Many MCP security failures do not come from one dramatic coding error. They come from small assumptions repeated across the stack: trusting metadata too early, treating tool output as authoritative, exposing a local server without enough restriction, or assuming OAuth plumbing is secure because a library is in use. This section helps readers recognize real-world failure patterns quickly and map them back to practical design and implementation decisions.

Frequent mistakes seen in MCP-style implementations

  • Using UI visibility as a replacement for real authorization.
  • Accepting any structurally valid token without checking audience and resource binding.
  • Allowing tool outputs or resource contents to influence subsequent model behavior without validation.
  • Fetching authorization metadata from untrusted locations without SSRF protection.
  • Leaving additionalProperties open in tool schemas that drive sensitive actions.
  • Normalizing resource URIs after access decisions instead of before them.
  • Running local MCP servers with broad privileges and poor user visibility into startup commands.
  • Bundling many unrelated permissions into one oversized scope or long-lived session.

This section creates a useful break in the flow and reinforces the most common implementation errors teams should look for during review.

Defensive hardening checklist

A strong MCP deployment is not built by adding one filter at the end. It is built by enforcing boundaries at each layer. The host should present clear approval flows and isolate sessions. The client should treat prompts, annotations, tool results, and metadata as untrusted inputs unless explicitly validated. The server should validate every tool input, every resource URI, and every authorization artifact. Downstream integrations should not inherit trust automatically from the protocol layer.

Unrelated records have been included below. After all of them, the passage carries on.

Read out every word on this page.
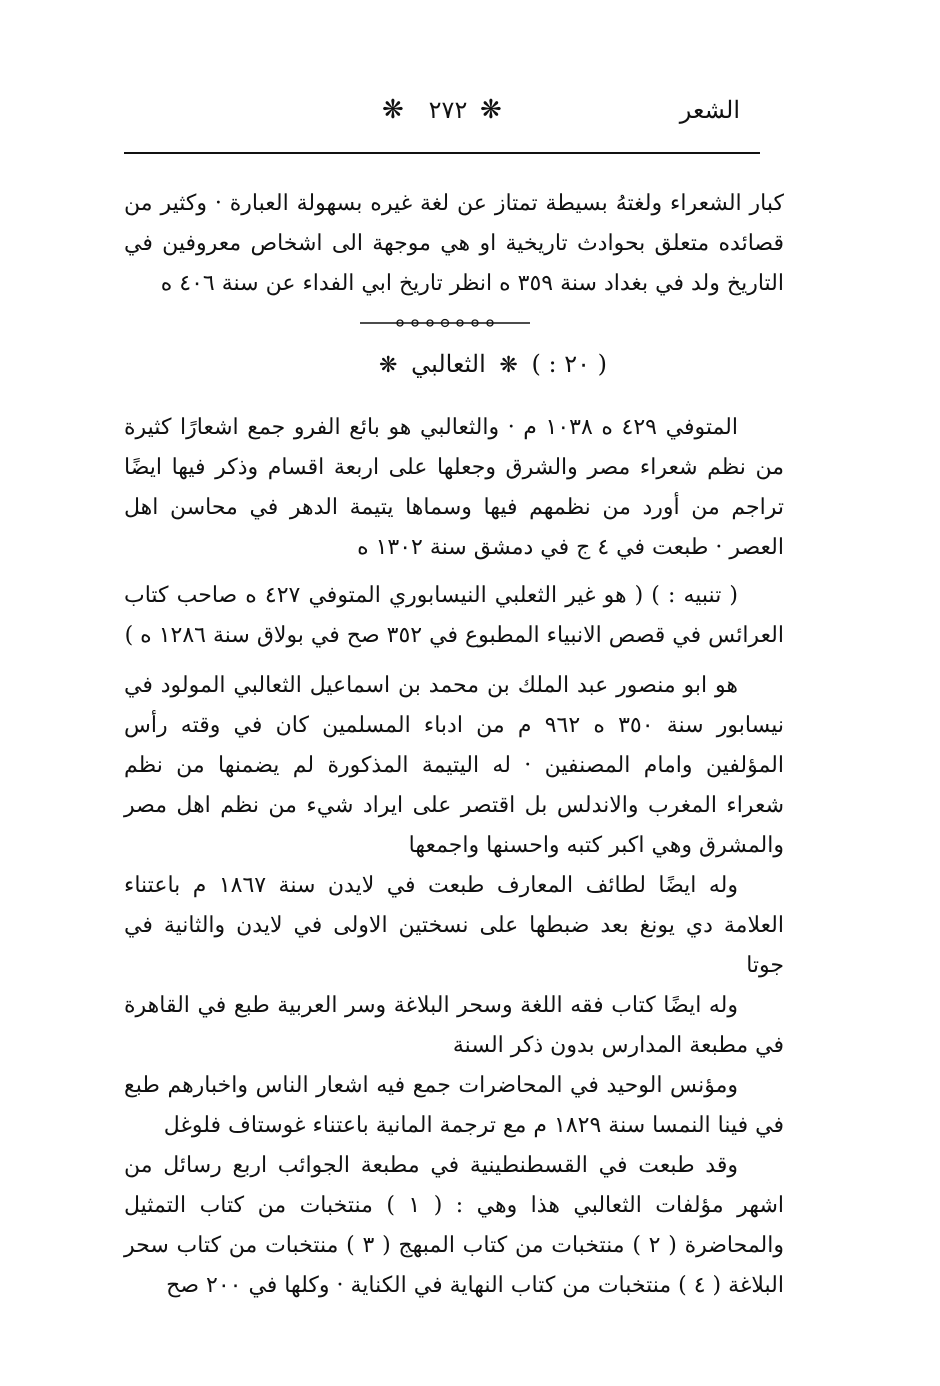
الشعر
❋	٢٧٢ ❋

كبار الشعراء ولغتهُ بسيطة تمتاز عن لغة غيره بسهولة العبارة · وكثير من قصائده متعلق بحوادث تاريخية او هي موجهة الى اشخاص معروفين في التاريخ ولد في بغداد سنة ٣٥٩ ه انظر تاريخ ابي الفداء عن سنة ٤٠٦ ه

( ٢٠ : ) ❋ الثعالبي ❋

المتوفي ٤٢٩ ه ١٠٣٨ م · والثعالبي هو بائع الفرو جمع اشعارًا كثيرة من نظم شعراء مصر والشرق وجعلها على اربعة اقسام وذكر فيها ايضًا تراجم من أورد من نظمهم فيها وسماها يتيمة الدهر في محاسن اهل العصر · طبعت في ٤ ج في دمشق سنة ١٣٠٢ ه

( تنبيه : ) ( هو غير الثعلبي النيسابوري المتوفي ٤٢٧ ه صاحب كتاب العرائس في قصص الانبياء المطبوع في ٣٥٢ صح في بولاق سنة ١٢٨٦ ه )

هو ابو منصور عبد الملك بن محمد بن اسماعيل الثعالبي المولود في نيسابور سنة ٣٥٠ ه ٩٦٢ م من ادباء المسلمين كان في وقته رأس المؤلفين وامام المصنفين · له اليتيمة المذكورة لم يضمنها من نظم شعراء المغرب والاندلس بل اقتصر على ايراد شيء من نظم اهل مصر والمشرق وهي اكبر كتبه واحسنها واجمعها

وله ايضًا لطائف المعارف طبعت في لايدن سنة ١٨٦٧ م باعتناء العلامة دي يونغ بعد ضبطها على نسختين الاولى في لايدن والثانية في جوتا

وله ايضًا كتاب فقه اللغة وسحر البلاغة وسر العربية طبع في القاهرة في مطبعة المدارس بدون ذكر السنة

ومؤنس الوحيد في المحاضرات جمع فيه اشعار الناس واخبارهم طبع في فينا النمسا سنة ١٨٢٩ م مع ترجمة المانية باعتناء غوستاف فلوغل

وقد طبعت في القسطنطينية في مطبعة الجوائب اربع رسائل من اشهر مؤلفات الثعالبي هذا وهي : ( ١ ) منتخبات من كتاب التمثيل والمحاضرة ( ٢ ) منتخبات من كتاب المبهج ( ٣ ) منتخبات من كتاب سحر البلاغة ( ٤ ) منتخبات من كتاب النهاية في الكناية · وكلها في ٢٠٠ صح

  • Use exact redirect URI matching and PKCE for remote authorization flows.
  • Never accept tokens not issued for the MCP server itself.
  • Do not implement token passthrough to downstream APIs.
  • Treat discovery and metadata URLs as attacker-controlled until validated.
  • Separate untrusted content from privileged model instructions.
  • Validate prompt parameters, tool inputs, and tool outputs with explicit schemas.
  • Enforce URI canonicalization before authorization in resource reads.
  • Minimize scopes and use progressive privilege elevation.
  • Bind sessions strongly and avoid using session identifiers as sole authentication.
  • For local MCP servers, prefer restricted execution, sandboxing, and explicit permission visibility.

Pentester quick checklist

This final box is useful for readers who want a practical takeaway. It also prints well and can be reused as a review sheet during internal security testing, design reviews, or pre-release validation for MCP-enabled features.

Printable review sheet

  • Enumerate all prompts, tools, resources, templates, and subscriptions.
  • Check whether discovery visibility changes correctly by role and session.
  • Validate OAuth redirect handling, PKCE, state, and per-client consent behavior.
  • Reject foreign-audience tokens and confirm no token passthrough exists.
  • Test metadata discovery for SSRF, redirect abuse, and DNS rebinding resilience.
  • Review prompt, resource, and tool-output handling for instruction-versus-data separation.
  • Verify resource URI canonicalization before authorization and inspect cross-tenant isolation.
  • Test tool schemas for undeclared fields, weak enums, replay, and destructive-action approval logic.
  • Inspect session binding, entropy, expiry, and cross-context replay behavior.
  • Review local MCP execution paths for sandboxing, file access, and localhost exposure.
  • Document impact using scenario, entry point, control failure, exploitability, and remediation mapping.

Final conclusion

MCP expands the power of AI systems by giving them structured context and executable pathways into real systems. That same design also creates a layered attack surface where protocol correctness alone is not enough. The real question is whether the trust boundaries hold when hostile content, hostile servers, weak OAuth handling, or unsafe local execution are introduced.